Comme nous venions sur un coup de tête, il avait été impossible de réserver. Il n'était pas certain qu'il reste des tables de libre et, un instant, j'avais bien cru que nous allions finir par manger dans un fast-food. Pour un diner romantique, on avait vu mieux. Par chance, il s'était avéré qu'un couple avait annulé sa réservation à la dernière minute. Nous leur devions notre salut.

Un employé nous mena à une table à l'angle de la salle, juste à côté d'une fenêtre qui donnait sur la rue adjacente. Il nous invita à prendre place, nous présenta les cartes puis retourna sans trainer servir les autres convives tandis que nous en prenions connaissance.

Après son départ, le silence s'imposa durant plusieurs secondes. Alex Mavri semblait assez stressé. Il n'avait de cesse de guetter les passants qui circulaient à flot ininterrompu dehors. De toute évidence, il était toujours aussi inquiet à l'idée que quelqu'un nous surprenne. Je tâchai de le tranquilliser, songeant qu'il faudrait vraiment un très mauvais coup du hasard pour que cela vienne à se produire :

_ Détends-toi un peu, on dirait moi juste avant un examen.

_ Tu as raison, dit-il avant de se justifier. Il s'agit de notre première sortie en amoureux et je crois que je me mets un peu la pression. C'est bien normal, non ?

Il était trop mignon à prétendre ainsi que je l'intimidais. J'aimais à penser que c'était le cas bien que je sache que ça n'était, tout au plus, qu'une partie de l'explication de son tourment. Quoi qu'il en soit, j'avais bien l'intention de faire que ses angoisses ne viennent pas gâcher ce moment que j'avais tant attendu. Comme pour lui soulager l'esprit en le faisant songer à autre chose, je le questionnai :

_ Qu'est-ce que tu as choisi ?

Il parcourut un instant d'un œil attentif les menus proposés avant de finalement trancher :

_ Pour moi, ce sera un risotto. Et toi ?

_ Les pennes à la Napolitaine. Un été où j'étais en vacances avec mes parents à Naples (ça ne s'invente pas), j'en ai mangé et c'était un véritable régal. Je ne vais donc pas manquer l'occasion de reconduire cette délicieuse expérience.

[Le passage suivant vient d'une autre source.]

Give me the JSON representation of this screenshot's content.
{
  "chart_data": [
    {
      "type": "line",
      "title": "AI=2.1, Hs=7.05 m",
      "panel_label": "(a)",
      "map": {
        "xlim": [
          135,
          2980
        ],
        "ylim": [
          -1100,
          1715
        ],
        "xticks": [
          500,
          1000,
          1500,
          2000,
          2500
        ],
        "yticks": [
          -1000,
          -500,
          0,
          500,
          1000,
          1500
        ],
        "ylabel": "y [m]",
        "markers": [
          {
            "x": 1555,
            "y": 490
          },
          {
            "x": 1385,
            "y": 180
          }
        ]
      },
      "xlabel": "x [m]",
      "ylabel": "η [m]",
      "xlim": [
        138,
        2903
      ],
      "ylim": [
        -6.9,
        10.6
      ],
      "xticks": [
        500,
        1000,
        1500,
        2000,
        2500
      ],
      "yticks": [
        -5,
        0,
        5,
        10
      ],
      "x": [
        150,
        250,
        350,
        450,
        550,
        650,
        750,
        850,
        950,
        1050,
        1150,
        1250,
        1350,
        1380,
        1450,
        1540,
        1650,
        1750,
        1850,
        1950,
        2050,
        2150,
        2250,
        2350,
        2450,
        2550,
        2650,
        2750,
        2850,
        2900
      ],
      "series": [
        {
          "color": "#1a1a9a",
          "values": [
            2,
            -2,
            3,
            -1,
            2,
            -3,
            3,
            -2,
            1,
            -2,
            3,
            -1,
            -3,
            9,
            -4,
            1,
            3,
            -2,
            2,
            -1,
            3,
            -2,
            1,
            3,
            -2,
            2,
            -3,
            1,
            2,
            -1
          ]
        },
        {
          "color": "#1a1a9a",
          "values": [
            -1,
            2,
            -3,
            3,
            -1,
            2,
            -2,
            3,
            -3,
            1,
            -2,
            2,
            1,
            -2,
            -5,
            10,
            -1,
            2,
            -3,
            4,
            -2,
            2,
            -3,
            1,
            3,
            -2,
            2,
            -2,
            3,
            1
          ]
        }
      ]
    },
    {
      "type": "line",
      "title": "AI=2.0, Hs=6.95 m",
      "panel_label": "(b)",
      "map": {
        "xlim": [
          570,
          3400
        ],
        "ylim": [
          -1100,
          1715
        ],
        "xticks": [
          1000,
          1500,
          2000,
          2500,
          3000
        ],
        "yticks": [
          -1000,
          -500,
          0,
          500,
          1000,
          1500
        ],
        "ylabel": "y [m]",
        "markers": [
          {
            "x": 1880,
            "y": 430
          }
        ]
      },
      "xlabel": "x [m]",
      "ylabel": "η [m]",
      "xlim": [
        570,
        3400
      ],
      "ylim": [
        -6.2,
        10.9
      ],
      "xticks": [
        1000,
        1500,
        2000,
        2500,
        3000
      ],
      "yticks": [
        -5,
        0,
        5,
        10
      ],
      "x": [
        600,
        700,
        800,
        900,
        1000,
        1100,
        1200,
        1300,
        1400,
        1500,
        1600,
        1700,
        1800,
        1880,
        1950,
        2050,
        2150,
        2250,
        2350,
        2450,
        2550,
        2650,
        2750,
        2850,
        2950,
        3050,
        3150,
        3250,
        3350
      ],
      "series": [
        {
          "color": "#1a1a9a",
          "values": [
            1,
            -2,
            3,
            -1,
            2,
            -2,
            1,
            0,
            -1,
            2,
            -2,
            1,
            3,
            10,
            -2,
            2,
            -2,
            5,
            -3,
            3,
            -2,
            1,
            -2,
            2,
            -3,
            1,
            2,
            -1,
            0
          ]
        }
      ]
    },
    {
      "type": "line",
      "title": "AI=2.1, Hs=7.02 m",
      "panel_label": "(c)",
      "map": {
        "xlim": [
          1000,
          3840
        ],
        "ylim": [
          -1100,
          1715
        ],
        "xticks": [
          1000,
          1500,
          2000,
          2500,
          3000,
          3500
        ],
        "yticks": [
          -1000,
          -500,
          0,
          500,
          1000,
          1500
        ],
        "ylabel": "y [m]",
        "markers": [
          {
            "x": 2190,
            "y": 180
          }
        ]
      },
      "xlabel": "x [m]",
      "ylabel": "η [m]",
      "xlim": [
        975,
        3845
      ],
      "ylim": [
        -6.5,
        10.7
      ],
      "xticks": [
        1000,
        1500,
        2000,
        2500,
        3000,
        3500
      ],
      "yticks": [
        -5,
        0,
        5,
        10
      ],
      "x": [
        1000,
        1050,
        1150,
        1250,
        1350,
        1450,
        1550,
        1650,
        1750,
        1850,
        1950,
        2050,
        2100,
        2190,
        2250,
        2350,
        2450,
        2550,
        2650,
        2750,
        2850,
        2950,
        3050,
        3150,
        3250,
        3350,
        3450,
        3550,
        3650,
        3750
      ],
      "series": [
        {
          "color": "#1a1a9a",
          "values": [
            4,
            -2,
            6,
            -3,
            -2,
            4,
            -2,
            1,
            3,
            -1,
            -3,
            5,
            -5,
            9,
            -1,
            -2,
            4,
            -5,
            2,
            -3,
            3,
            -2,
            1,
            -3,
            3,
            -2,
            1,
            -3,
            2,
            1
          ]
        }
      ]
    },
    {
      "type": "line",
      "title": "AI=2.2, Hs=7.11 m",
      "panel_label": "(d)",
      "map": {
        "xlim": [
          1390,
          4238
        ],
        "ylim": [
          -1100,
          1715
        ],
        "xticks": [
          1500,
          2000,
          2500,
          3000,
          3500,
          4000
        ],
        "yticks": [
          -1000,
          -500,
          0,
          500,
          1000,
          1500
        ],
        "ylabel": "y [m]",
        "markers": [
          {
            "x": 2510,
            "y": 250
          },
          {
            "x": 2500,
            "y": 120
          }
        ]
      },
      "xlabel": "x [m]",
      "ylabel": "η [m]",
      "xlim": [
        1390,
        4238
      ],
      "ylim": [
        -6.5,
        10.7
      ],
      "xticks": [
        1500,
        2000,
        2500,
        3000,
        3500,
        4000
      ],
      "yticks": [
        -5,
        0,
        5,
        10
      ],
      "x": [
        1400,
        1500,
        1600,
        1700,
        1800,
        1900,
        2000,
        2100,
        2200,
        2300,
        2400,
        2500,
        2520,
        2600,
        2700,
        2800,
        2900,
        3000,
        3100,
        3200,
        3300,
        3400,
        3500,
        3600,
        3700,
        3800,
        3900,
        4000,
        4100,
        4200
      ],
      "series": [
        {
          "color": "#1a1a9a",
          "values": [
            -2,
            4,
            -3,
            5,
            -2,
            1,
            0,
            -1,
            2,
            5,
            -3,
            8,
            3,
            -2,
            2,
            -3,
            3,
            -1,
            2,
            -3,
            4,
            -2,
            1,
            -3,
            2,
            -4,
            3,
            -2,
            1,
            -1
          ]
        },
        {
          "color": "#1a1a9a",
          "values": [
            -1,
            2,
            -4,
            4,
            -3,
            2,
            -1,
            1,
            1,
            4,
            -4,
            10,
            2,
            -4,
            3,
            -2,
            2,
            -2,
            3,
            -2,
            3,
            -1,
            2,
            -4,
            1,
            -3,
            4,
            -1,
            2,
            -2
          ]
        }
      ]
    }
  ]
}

Il se fendit d'un bref éclat de rire. Je m'empressai de le questionner :

_ Qu'est-ce qu'il y a de drôle ?

_ Rien. J'en étais sûr, voilà tout.

_ Sûr de quoi ? lui demandai-je encore.

_ Que tu prendrais des pâtes.

_ En même temps, on est dans un restaurant italien. Ça n'est pas si étonnant. D'ailleurs, laisse-moi te dire qu'avec ton risotto tu ne fais pas dans l'original non plus, le charriai-je à mon tour.

_ C'est vrai. Mais tout de même ! Je crois que je n'ai jamais vu quelqu'un manger autant de pâtes depuis Jean Reno dans le Grand Bleu.

_ Dis oh ! lui lançai-je en faisant mine de m'indigner.

Après quoi, nous partageâmes un sourire qui se prolongea durant plusieurs secondes et qui ne cessa que lorsque le serveur fit son retour pour s'enquérir de nos choix. Nous les lui confiâmes, non sans toujours s'en amuser, et il nota le nécessaire sur son petit carnet avant de filer en cuisine pour passer commande au chef.

Nous fûmes servis étonnement vite et, en voyant mon assiette arriver remplie à ras bord, je me fis la réflexion que j'avais été bien inspirée de ne pas grignoter un petit quelque chose à quatre heures comme j'en avais pourtant l'habitude. Nos hôtes avaient été tout aussi généreux envers Alex Mavri en lui offrant une quantité de risotto telle qu'elle aurait surement suffit à nourrir une famille entière pendant une bonne semaine.

Avant d'entamer ce festin qui aurait valeur de véritable défi pour nos estomacs, nous échangeâmes de nouveau un sourire plein de tendresse.